Patrick Totzke

Inclusion Problems for One-Counter Systems

PhD Thesis, University of Edinburgh (2014) pdf

We study the decidability and complexity of verification problems for infinite-state systems.

A fundamental question in formal verification is if the behaviour of one process is reproducible by another. This inclusion problem can be studied for various models of computation and behavioural preorders. It is generally intractable or even undecidable already for very limited computational models.

The aim of this work is to clarify the status of the decidability and complexity of some well-known inclusion problems for suitably restricted computational models.
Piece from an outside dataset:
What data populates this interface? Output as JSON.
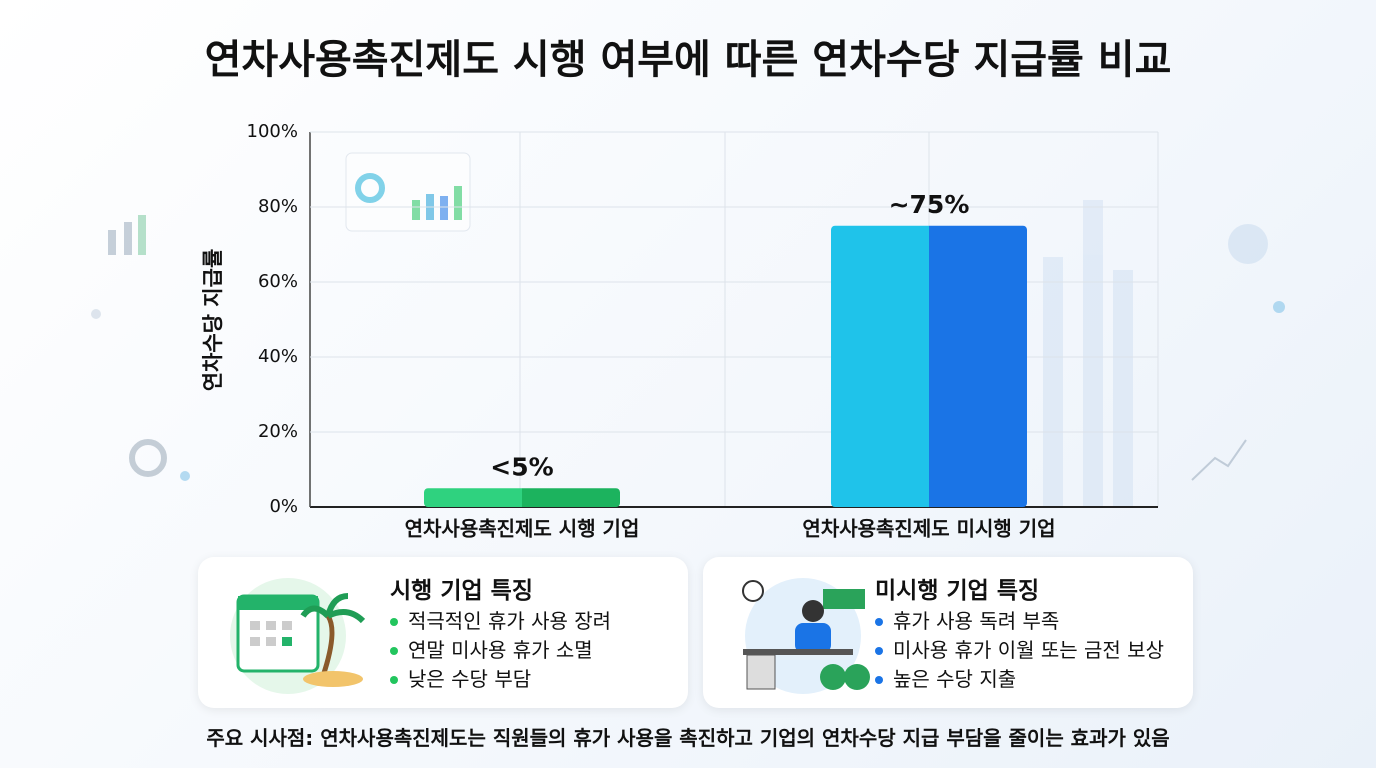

In particular, we address the problems of checking strong and weak simulation and trace inclusion for processes definable by one-counter automata (OCA), that consist of a finite control and a single counter ranging over the non-negative integers. We take special interest of the subclass of one-counter nets (OCNs), that cannot fully test the counter for zero and which is subsumed both by pushdown automata and Petri nets / vector addition systems.

Our new results include the PSPACE-completeness of strong and weak simulation, and the undecidability of trace inclusion for OCNs. Moreover, we consider semantic preorders between OCA/OCN and finite systems and close some gaps regarding their complexity. Finally, we study deterministic processes, for which simulation and trace inclusion coincide.


  1. p43, Theorem 4.12: The value of \(C\) should actually be the maximal length of an acyclic path in the product graph of \(N\) and \(N'\) plus \(1\), ie., the length of the shortest simple cycle in the product.
  2. p47, par4,l-1: There are no more than \(2^{K W 3}\) pairwise different cross-sections.
  3. p114, Figure 7.3: The transitions in the \(c\)-cycle on the left automaton should all have effect \(1\).